The pace of modern life has quickened, and now we hear people speaking of someone's 15 seconds of fame. These "celebrities with a lower-case c" who will appear in this blog sometimes come to us from the world of entertainment, sometimes from the world of news. All are fascinating.

The need of our communications media for a continual stream of new material assures that we will have no end of colorful people who go quickly, where celebrity is concerned, from zero to hero (or villain) and back to zero. Now you see 'em, now you don't. What a crazy world, eh?

Temporary celebrities coming from the world of entertainment include one-hit recording artists; TV and movie icons who, although they might have had a great many accomplishments in their career, are remembered for one big role; standouts of reality TV; sports figures remembered for one remarkable accomplishment; and people whose celebrity came from one big role in a commercial or print ad.

News-based temporary celebrities come in many forms: mass/serial killers, other murderers of special note, sex-crime offenders, disgraced figures of government/military/business/media/religion, spies/traitors, hoaxers, femmes/hommes fatale, heroes, whistle blowers, inventors/innovators, and victims.

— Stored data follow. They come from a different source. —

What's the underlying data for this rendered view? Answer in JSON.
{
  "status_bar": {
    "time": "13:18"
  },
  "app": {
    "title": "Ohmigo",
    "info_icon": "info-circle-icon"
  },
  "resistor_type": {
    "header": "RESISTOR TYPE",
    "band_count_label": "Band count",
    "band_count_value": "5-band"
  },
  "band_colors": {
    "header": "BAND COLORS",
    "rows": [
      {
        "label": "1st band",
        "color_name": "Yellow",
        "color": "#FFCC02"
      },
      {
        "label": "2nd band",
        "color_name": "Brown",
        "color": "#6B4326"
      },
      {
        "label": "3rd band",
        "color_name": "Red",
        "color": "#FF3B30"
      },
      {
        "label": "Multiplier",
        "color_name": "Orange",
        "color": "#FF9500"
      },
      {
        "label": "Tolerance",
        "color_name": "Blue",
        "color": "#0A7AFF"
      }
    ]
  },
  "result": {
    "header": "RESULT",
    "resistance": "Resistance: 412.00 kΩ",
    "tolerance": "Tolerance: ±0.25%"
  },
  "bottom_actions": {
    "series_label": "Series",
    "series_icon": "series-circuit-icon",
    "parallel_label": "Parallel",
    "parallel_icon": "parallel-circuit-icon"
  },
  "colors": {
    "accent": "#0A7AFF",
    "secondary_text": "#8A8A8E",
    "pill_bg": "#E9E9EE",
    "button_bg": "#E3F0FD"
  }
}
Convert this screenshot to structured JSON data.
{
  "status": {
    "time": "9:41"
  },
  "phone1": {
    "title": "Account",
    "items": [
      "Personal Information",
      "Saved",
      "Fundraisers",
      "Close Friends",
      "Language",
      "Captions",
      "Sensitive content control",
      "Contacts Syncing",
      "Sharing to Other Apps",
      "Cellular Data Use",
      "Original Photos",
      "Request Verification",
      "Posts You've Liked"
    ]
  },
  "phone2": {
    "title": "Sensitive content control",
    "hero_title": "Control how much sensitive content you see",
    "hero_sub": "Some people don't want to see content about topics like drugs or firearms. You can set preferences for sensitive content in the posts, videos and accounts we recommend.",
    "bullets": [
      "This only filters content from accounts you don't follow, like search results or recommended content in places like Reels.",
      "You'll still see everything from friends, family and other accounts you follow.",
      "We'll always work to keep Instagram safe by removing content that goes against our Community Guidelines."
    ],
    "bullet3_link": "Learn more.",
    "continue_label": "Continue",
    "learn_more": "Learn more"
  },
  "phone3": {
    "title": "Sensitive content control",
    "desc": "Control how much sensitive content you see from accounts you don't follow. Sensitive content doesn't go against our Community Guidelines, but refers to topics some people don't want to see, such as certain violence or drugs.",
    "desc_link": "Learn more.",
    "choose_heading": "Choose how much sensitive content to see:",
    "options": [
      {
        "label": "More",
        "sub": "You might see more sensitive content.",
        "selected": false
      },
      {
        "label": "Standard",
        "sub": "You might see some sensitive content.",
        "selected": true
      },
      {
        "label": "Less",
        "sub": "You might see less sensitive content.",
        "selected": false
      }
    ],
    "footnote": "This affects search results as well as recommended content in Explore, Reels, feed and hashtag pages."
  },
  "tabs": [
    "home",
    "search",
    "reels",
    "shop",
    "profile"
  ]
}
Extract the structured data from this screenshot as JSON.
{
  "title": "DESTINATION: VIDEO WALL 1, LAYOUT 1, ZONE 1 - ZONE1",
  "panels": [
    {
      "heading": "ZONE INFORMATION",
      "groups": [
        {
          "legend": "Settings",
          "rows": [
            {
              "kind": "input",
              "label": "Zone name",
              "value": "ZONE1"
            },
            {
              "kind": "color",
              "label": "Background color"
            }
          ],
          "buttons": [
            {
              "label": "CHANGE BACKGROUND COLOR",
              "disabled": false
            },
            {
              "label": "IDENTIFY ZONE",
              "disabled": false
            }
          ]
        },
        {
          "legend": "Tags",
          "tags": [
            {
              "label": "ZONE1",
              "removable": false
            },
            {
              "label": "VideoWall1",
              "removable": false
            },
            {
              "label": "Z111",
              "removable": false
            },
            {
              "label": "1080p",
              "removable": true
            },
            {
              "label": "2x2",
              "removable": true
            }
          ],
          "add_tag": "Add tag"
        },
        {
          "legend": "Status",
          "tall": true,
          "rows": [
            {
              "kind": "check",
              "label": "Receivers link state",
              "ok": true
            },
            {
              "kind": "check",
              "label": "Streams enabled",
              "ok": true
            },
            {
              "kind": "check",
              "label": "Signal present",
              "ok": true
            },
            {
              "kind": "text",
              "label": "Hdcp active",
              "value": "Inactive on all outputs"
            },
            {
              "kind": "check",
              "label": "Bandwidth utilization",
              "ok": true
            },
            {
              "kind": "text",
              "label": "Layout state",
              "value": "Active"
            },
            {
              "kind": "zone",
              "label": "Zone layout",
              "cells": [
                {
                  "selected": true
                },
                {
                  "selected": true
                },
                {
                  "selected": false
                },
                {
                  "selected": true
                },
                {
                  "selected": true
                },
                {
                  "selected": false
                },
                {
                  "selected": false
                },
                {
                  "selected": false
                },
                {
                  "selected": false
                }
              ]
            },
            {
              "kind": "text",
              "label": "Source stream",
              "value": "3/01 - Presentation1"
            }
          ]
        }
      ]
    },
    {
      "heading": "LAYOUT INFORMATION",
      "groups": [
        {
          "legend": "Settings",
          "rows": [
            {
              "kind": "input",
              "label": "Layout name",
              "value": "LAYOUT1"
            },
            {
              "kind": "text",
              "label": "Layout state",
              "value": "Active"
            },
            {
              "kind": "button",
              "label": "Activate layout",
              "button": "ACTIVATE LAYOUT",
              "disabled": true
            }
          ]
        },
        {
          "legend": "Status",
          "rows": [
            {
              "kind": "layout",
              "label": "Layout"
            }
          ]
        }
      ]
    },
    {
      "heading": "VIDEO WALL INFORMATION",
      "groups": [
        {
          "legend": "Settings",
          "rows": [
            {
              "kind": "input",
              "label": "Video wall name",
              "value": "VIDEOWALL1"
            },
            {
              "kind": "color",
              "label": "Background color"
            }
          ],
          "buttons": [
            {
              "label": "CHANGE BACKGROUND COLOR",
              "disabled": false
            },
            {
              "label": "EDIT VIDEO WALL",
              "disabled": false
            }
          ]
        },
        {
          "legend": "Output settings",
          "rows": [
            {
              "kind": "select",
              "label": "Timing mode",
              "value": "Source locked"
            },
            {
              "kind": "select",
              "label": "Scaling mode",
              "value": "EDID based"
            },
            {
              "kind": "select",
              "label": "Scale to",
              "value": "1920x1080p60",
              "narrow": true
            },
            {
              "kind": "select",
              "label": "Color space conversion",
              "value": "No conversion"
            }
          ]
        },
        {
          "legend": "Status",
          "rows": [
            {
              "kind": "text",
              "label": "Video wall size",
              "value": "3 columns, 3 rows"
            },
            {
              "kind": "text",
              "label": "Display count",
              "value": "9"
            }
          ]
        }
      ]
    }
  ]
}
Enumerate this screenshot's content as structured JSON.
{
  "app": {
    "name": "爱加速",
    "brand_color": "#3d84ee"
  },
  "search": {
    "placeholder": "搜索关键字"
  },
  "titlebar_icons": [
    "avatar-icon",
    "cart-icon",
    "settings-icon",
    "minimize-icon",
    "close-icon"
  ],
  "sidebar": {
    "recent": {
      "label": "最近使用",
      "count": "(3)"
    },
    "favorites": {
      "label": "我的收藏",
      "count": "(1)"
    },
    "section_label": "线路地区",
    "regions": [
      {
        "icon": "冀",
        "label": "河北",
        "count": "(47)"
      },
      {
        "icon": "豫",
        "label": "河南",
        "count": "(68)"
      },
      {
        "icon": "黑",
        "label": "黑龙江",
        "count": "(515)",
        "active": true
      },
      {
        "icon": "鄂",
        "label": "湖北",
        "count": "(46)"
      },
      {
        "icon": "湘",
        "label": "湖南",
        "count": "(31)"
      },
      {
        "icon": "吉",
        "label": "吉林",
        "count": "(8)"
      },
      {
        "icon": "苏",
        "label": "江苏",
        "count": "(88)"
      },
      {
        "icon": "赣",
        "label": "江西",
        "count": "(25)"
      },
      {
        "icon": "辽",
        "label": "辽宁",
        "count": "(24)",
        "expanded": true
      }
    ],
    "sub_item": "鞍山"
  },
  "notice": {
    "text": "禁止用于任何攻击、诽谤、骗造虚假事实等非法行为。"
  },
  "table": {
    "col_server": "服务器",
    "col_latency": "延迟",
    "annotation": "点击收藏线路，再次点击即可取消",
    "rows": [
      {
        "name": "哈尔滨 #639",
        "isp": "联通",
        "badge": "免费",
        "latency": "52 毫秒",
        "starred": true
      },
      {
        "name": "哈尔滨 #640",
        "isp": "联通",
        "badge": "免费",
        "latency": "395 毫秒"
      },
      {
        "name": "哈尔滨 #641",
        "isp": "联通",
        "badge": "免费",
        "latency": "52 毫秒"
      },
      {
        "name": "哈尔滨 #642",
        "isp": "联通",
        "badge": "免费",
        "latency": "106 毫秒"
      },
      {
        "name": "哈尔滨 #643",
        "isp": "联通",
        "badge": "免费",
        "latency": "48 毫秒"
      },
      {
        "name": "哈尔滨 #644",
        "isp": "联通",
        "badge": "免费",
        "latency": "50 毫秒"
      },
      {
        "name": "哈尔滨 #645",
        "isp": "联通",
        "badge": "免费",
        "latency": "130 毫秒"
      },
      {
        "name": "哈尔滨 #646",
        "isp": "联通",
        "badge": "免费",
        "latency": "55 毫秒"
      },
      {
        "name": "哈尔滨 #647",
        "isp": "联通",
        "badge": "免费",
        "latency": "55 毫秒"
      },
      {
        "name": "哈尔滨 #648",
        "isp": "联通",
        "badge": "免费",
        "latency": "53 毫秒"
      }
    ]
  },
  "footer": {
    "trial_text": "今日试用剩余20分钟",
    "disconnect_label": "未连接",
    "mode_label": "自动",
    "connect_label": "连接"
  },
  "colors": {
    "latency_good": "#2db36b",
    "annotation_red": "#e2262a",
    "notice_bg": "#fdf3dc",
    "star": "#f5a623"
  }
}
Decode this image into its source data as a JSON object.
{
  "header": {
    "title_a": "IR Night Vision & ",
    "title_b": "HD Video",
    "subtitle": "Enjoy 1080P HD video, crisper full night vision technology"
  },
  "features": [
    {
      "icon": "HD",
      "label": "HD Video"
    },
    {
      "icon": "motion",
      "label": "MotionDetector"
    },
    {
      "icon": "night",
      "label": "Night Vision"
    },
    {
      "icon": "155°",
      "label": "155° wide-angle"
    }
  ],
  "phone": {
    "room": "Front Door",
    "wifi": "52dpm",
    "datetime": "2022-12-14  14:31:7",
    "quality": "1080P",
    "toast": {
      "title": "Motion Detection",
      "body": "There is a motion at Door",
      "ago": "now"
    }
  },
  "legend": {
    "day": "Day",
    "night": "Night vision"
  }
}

Celebrity Blogsburg will consider each category in turn.

Friday, November 6, 2009

Murderers: Jens Soering

Jens Soering, the bookish looking son of a German diplomat, in 1990 was given two life sentences for the 1985 murders of his girlfriend's parents.

Soering was convicted of stabbing to death well-to-do Derek and Nancy Hayson, who lived near Lynchburg, VA.

Both Soering and Elizabeth Haysom were honor students at the University of Virginia at the time of the murders. Both eventually were arrested, and Soering confessed, thinking that due to diplomatic immunity, he would be sent to Germany to stand trial as a juvenile.

During his trial, however, he recanted his confession, saying he had confessed so that Elizabeth would not get the death penalty.

Both were spared the ultimate penalty, and both will likely spend the rest of their lives in prison. Soering spends much of his time writing and has published several books, both in English and in his native German.